Erika Varady, an undergraduate student working with Georgios Vidalakis, a plant pathologist and director of the Citrus Clonal Protection Program, has been selected to participate in the Joslin Research Summer Student Internship Program at Harvard University.
The program provides 10-12 weeks of practical exposure to diabetes-related biomedical research, ranging from clinically focused to basic science investigation. Varady is one of only four undergraduates nationwide selected to participate. At Harvard, she will work with Thomas Serwold, an assistant professor in the Harvard Medical School, on a project seeking to understand the factors that drive T cells to attack and kill insulin-producing beta cells and cause type 1 diabetes.
In Vidalakis’s lab at UCR, Varady is working on an independent project that focuses on a post-harvest citrus fungus. She leaves for Harvard on June 20, and will receive a stipend of $3,000. “The selection process was very competitive, so being selected is an achievement that you can be proud of,” Serwold mentioned in an e-mail to Varady.
Undergraduate students Hanni Schoniger, Connor Richards and Jade Zamorano (left to right in photo) were named winners of prestigious scholarships from the Donald A. Strauss Foundation. Highly competitive, the Strauss Scholarship is a public service scholarship given to university students in California.
Richards received the $10,000 scholarship for a project that aims to increase college enrollment in science, technology, engineering and mathematics (STEM) fields among Riverside-area high school students by engaging them in the CERN Masterclass, which is hosted by the Department of Physics and Astronomy.
Schoniger and Zamorano’s project, which also received $10,000 in funding, proposes a self-sustaining outreach program to bridge the educational opportunity gap in the Inland Empire by inspiring underrepresented youth in high schools to pursue higher education and careers in STEM fields. Read the full story about their projects >>
Biochemistry major Geoff Pronovost is one of only eight University of California students awarded the prestigious Barry M. Goldwater Scholarship for the 2015-16 academic year.
Working under the mentorship of Prof. Monica Carlson, professor and chair of biomedical sciences, Pronovost’s research focuses on a receptor in the brain that is classically identified with anti-inflammatory reactions. Since transferring to UCR from Riverside City College, Pronovost been named a Chancellor’s Research Fellow, University Honors student, and a UC LEADS student. The Barry M. Goldwater Scholarship is considered one of the most prestigious awards given to university students in science in the U.S.
Undergraduate students (pictured left to right) Dominic Martinez-Ta, Sahar Naghibi, Ingrid Liao, and William Coley have been awarded highly-competitive summer research fellowships by the Semiconductor Research Corporation.
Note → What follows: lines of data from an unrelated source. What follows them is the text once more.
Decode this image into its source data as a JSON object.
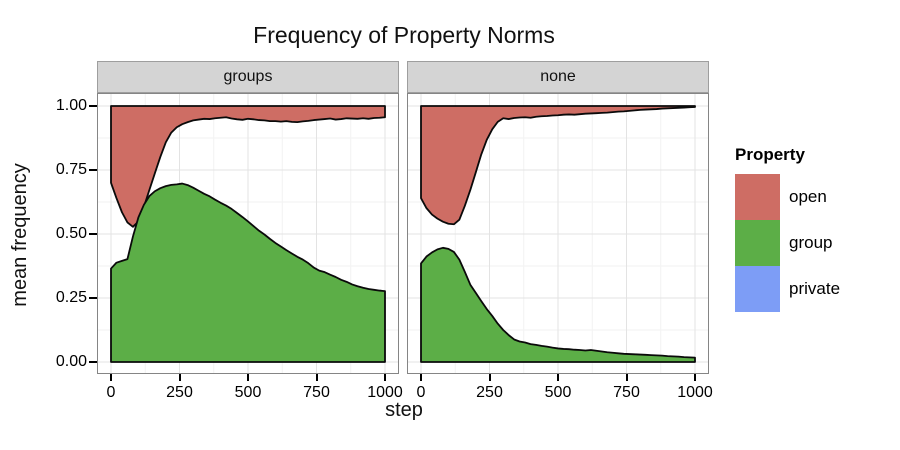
{
  "title": "Frequency of Property Norms",
  "x_axis": {
    "label": "step",
    "ticks": [
      "0",
      "250",
      "500",
      "750",
      "1000"
    ],
    "tick_values": [
      0,
      250,
      500,
      750,
      1000
    ],
    "range": [
      0,
      1000
    ]
  },
  "y_axis": {
    "label": "mean frequency",
    "ticks": [
      "1.00",
      "0.75",
      "0.50",
      "0.25",
      "0.00"
    ],
    "tick_values": [
      1,
      0.75,
      0.5,
      0.25,
      0
    ],
    "range": [
      0,
      1
    ]
  },
  "legend": {
    "title": "Property",
    "items": [
      {
        "label": "open",
        "color": "#CE6D64"
      },
      {
        "label": "group",
        "color": "#5CAE47"
      },
      {
        "label": "private",
        "color": "#7D9DF6"
      }
    ]
  },
  "style_colors": {
    "outline": "#0a0a0a",
    "strip_bg": "#d4d4d4",
    "panel_border": "#858585",
    "grid_major": "#e3e3e3",
    "grid_minor": "#f2f2f2",
    "panel_bg": "#ffffff"
  },
  "chart_data": {
    "type": "area",
    "stacked": true,
    "title": "Frequency of Property Norms",
    "xlabel": "step",
    "ylabel": "mean frequency",
    "xlim": [
      0,
      1000
    ],
    "ylim": [
      0,
      1
    ],
    "grid": true,
    "legend_position": "right",
    "stack_order_bottom_to_top": [
      "group",
      "private",
      "open"
    ],
    "note": "values are cumulative stacked boundaries; open fills from private_cum up to 1.0",
    "steps": [
      0,
      20,
      40,
      60,
      80,
      100,
      120,
      140,
      160,
      180,
      200,
      220,
      240,
      260,
      280,
      300,
      320,
      340,
      360,
      380,
      400,
      420,
      440,
      460,
      480,
      500,
      520,
      540,
      560,
      580,
      600,
      620,
      640,
      660,
      680,
      700,
      720,
      740,
      760,
      780,
      800,
      820,
      840,
      860,
      880,
      900,
      920,
      940,
      960,
      980,
      1000
    ],
    "facets": [
      {
        "label": "groups",
        "group_cum": [
          0.365,
          0.388,
          0.395,
          0.402,
          0.49,
          0.565,
          0.614,
          0.648,
          0.667,
          0.679,
          0.687,
          0.692,
          0.694,
          0.697,
          0.691,
          0.681,
          0.669,
          0.657,
          0.647,
          0.634,
          0.622,
          0.611,
          0.598,
          0.582,
          0.566,
          0.549,
          0.531,
          0.513,
          0.498,
          0.481,
          0.465,
          0.451,
          0.437,
          0.424,
          0.411,
          0.4,
          0.386,
          0.369,
          0.357,
          0.351,
          0.341,
          0.332,
          0.321,
          0.313,
          0.303,
          0.296,
          0.29,
          0.285,
          0.282,
          0.279,
          0.277
        ],
        "private_cum": [
          0.7,
          0.64,
          0.585,
          0.545,
          0.528,
          0.549,
          0.606,
          0.672,
          0.737,
          0.801,
          0.858,
          0.896,
          0.917,
          0.929,
          0.937,
          0.944,
          0.947,
          0.95,
          0.949,
          0.952,
          0.954,
          0.956,
          0.951,
          0.948,
          0.946,
          0.95,
          0.948,
          0.945,
          0.944,
          0.941,
          0.941,
          0.939,
          0.941,
          0.938,
          0.937,
          0.94,
          0.942,
          0.945,
          0.947,
          0.949,
          0.951,
          0.947,
          0.949,
          0.952,
          0.951,
          0.95,
          0.952,
          0.95,
          0.953,
          0.954,
          0.956
        ]
      },
      {
        "label": "none",
        "group_cum": [
          0.385,
          0.412,
          0.428,
          0.44,
          0.446,
          0.442,
          0.43,
          0.4,
          0.352,
          0.302,
          0.27,
          0.238,
          0.207,
          0.18,
          0.15,
          0.125,
          0.105,
          0.088,
          0.08,
          0.076,
          0.07,
          0.067,
          0.063,
          0.06,
          0.056,
          0.053,
          0.051,
          0.05,
          0.048,
          0.047,
          0.045,
          0.047,
          0.044,
          0.041,
          0.038,
          0.036,
          0.034,
          0.032,
          0.031,
          0.03,
          0.029,
          0.028,
          0.027,
          0.026,
          0.025,
          0.023,
          0.022,
          0.021,
          0.019,
          0.018,
          0.017
        ],
        "private_cum": [
          0.64,
          0.601,
          0.576,
          0.56,
          0.548,
          0.54,
          0.538,
          0.556,
          0.61,
          0.672,
          0.741,
          0.811,
          0.868,
          0.909,
          0.938,
          0.952,
          0.949,
          0.953,
          0.955,
          0.956,
          0.954,
          0.958,
          0.96,
          0.961,
          0.963,
          0.964,
          0.966,
          0.967,
          0.966,
          0.968,
          0.97,
          0.971,
          0.972,
          0.973,
          0.974,
          0.976,
          0.978,
          0.979,
          0.981,
          0.983,
          0.985,
          0.986,
          0.987,
          0.988,
          0.99,
          0.991,
          0.992,
          0.993,
          0.994,
          0.995,
          0.996
        ]
      }
    ]
  }
}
The fellowships will provide each recipient a stipend of $4,000 for 10 weeks to work this summer in science and technology fields related to the semiconductor computer industry. It also includes an invitation to TechCon, a national conference that brings together industry representatives, faculty, graduate students and undergraduate students to share cutting edge research related to the semiconductor industry. All four students work with Professor of Chemistry Ludwig Bartels.